Besides, Indian Chief of Army Staff General MM Narwane has said that Nepal’s protest against the Indian road built in Uttarakhand was at the behest of someone else, hinting at China’s hand behind the protest.
How does this impact Indo-Nepal ties?
Indo-Nepal ties had received an impetus after Nepal was invited as a SAARC member to PM Modi’s swearing-in ceremony. Modi had also visited the Himalayan nation as a part of his ‘neighbourhood first’ commitment. India had offered unconditional help during the earthquake that had ravaged Nepal in April 2015, even though the Indian media coverage had drawn flak from various quarters.
However, the bilateral ties deteriorated considerably after the 135-day trade blockade in 2015, which was caused due to protests by ethnic communities after Nepal adopted its new constitution in September 2015. Nepal alleges that India had a role in the economic blockade.

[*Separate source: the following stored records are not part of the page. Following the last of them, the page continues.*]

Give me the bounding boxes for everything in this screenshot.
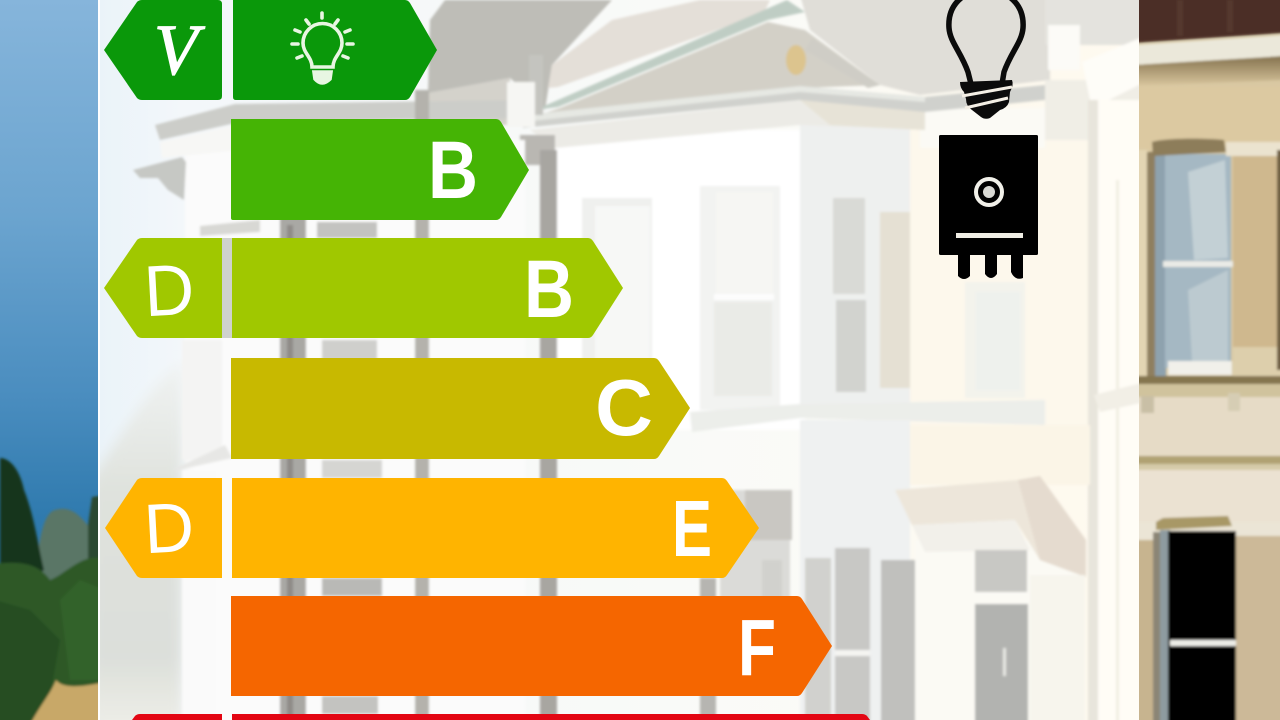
- right background: brick house facade: [1135, 0, 1280, 720]
- energy rating band B: [231, 119, 529, 220]
- string course: [1135, 376, 1280, 384]
- faded sill: [690, 400, 1045, 432]
- faded roof: [428, 0, 612, 110]
- tab D: D: [142, 250, 196, 332]
- icon: black light bulb: [949, 0, 1023, 119]
- energy rating band F: F: [738, 603, 776, 692]
- tab A with script tick: V: [154, 10, 205, 90]
- tab D: [105, 478, 222, 578]
- energy rating band D/B: B: [524, 244, 574, 335]
- faded left wing eaves and gutter: [185, 140, 525, 720]
- faded windows: [582, 198, 652, 358]
- icon: light bulb with rays: [292, 13, 353, 83]
- energy rating band D/E: [105, 478, 759, 578]
- energy rating band G: [132, 714, 870, 720]
- faded upper walls: [555, 130, 805, 430]
- tab D: [104, 238, 222, 338]
- energy rating band A: [104, 0, 437, 100]
- tab A with script tick: [104, 0, 222, 100]
- visible downpipes: [280, 210, 306, 720]
- bar A: [233, 0, 437, 100]
- bar: [232, 238, 623, 338]
- energy rating band B: B: [428, 125, 478, 216]
- energy rating band C: [231, 358, 690, 459]
- energy rating band C: C: [595, 363, 653, 452]
- lower sash window: [1139, 540, 1153, 720]
- faded lower storey: [800, 420, 910, 720]
- energy rating band D/B: [104, 238, 623, 338]
- energy rating band D/E: E: [672, 484, 712, 573]
- faded gutter and soffit: [532, 100, 828, 148]
- icon: black boiler: [939, 135, 1038, 279]
- upper sash window: [1139, 150, 1148, 378]
- energy rating band F: [231, 596, 832, 696]
- bar: [232, 478, 759, 578]
- left background: sky and foliage: [0, 0, 105, 720]
- hazy left foliage: [100, 378, 184, 720]
- tab D: D: [142, 488, 196, 568]
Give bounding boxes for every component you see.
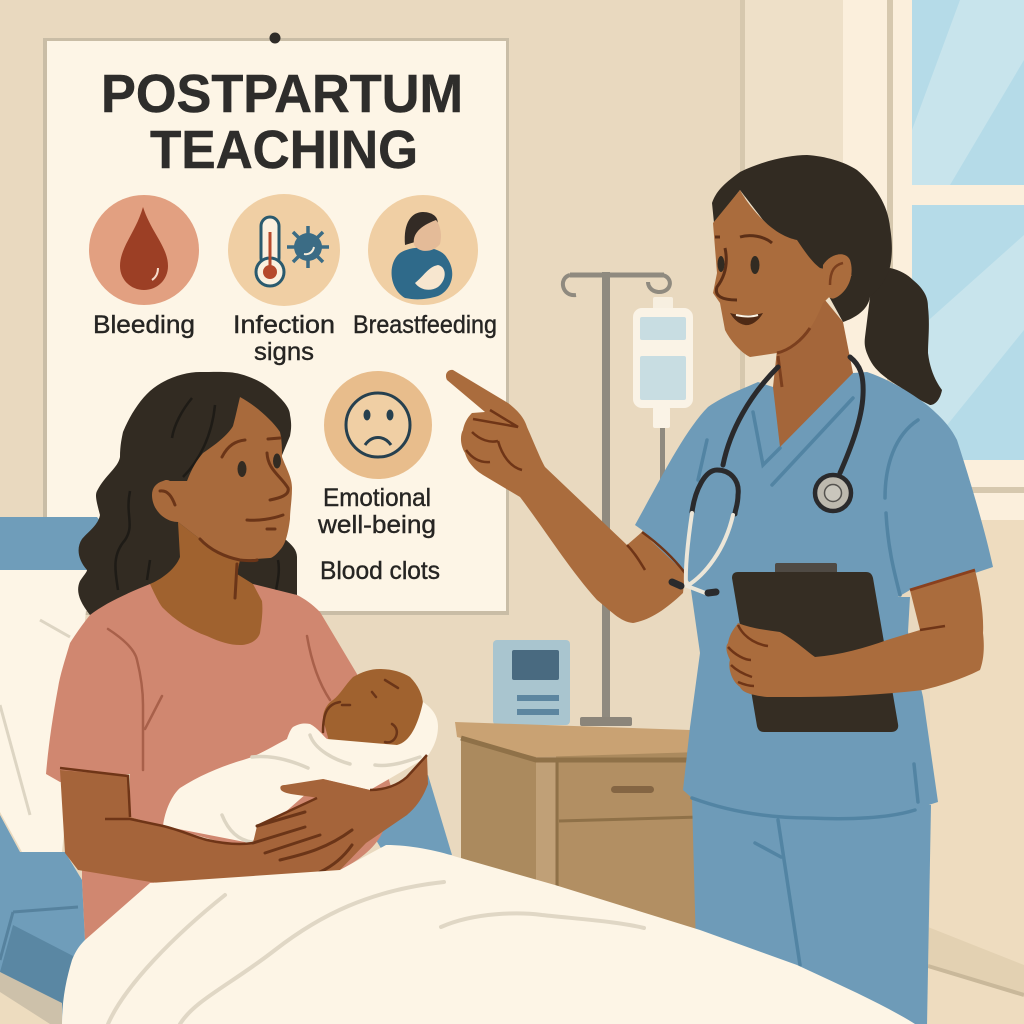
label: emotional well-being: well-being	[317, 511, 436, 539]
label: infection signs	[233, 311, 335, 366]
IV pole and bag	[563, 272, 693, 726]
label: breastfeeding: Breastfeeding	[353, 311, 497, 339]
label: infection signs: Infection	[233, 311, 335, 339]
nurse hair	[712, 155, 892, 322]
mother	[46, 372, 438, 940]
label: emotional well-being	[317, 484, 436, 539]
nurse face	[713, 190, 852, 357]
nurse pointing arm	[446, 370, 685, 623]
icon: emotional sad face	[324, 371, 432, 479]
bed blanket	[62, 845, 915, 1024]
label: blood clots: Blood clots	[320, 557, 440, 585]
nurse neck	[773, 300, 853, 447]
bed headboard and pillow	[0, 517, 452, 1024]
mother shirt	[46, 584, 392, 870]
nightstand	[455, 722, 700, 940]
mother arm and hand	[60, 755, 428, 883]
nurse ponytail	[865, 268, 942, 405]
baby head	[323, 669, 423, 748]
poster	[43, 32, 509, 615]
mother hair	[78, 372, 297, 615]
icon: infection thermometer and germ	[228, 194, 340, 306]
nurse far arm and hand	[726, 570, 984, 697]
bedside monitor	[493, 640, 570, 725]
icon: bleeding blood drop	[89, 195, 199, 305]
mother face	[163, 397, 292, 560]
poster title	[101, 64, 463, 180]
mother ear	[152, 480, 180, 522]
label: emotional well-being: Emotional	[323, 484, 431, 512]
window	[843, 0, 1024, 520]
poster title: TEACHING	[150, 120, 418, 180]
label: bleeding: Bleeding	[93, 311, 195, 339]
nurse	[446, 155, 993, 1024]
icon: breastfeeding	[368, 195, 478, 305]
poster title: POSTPARTUM	[101, 64, 463, 124]
mother neck	[150, 522, 262, 645]
label: infection signs: signs	[254, 338, 314, 366]
clipboard	[732, 563, 898, 732]
stethoscope	[672, 357, 863, 594]
baby swaddle blanket	[163, 702, 438, 843]
nurse scrub top	[635, 372, 993, 819]
nurse ear	[823, 254, 852, 299]
nurse scrub pants	[692, 798, 931, 1024]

In addition, India’s shifting interest from SAARC to BIMSTEC and BBIN has upset Nepal; even as Delhi is displeased with Kathmandu joining Beijing’s Border Roads Initiative (BRI), which India has boycotted on several fora.
Moreover, demonetisation was a blow to Indo-Nepal relations as Nepal had Rs 33.6 million Indian currency in its formal bank channels alone.A border dispute, left unaddressed at a time when Nepal is reducing its economic dependence on India with the help of China, could push Kathmandu further into the arms of Beijing, as well as invite China to intervene on the issue.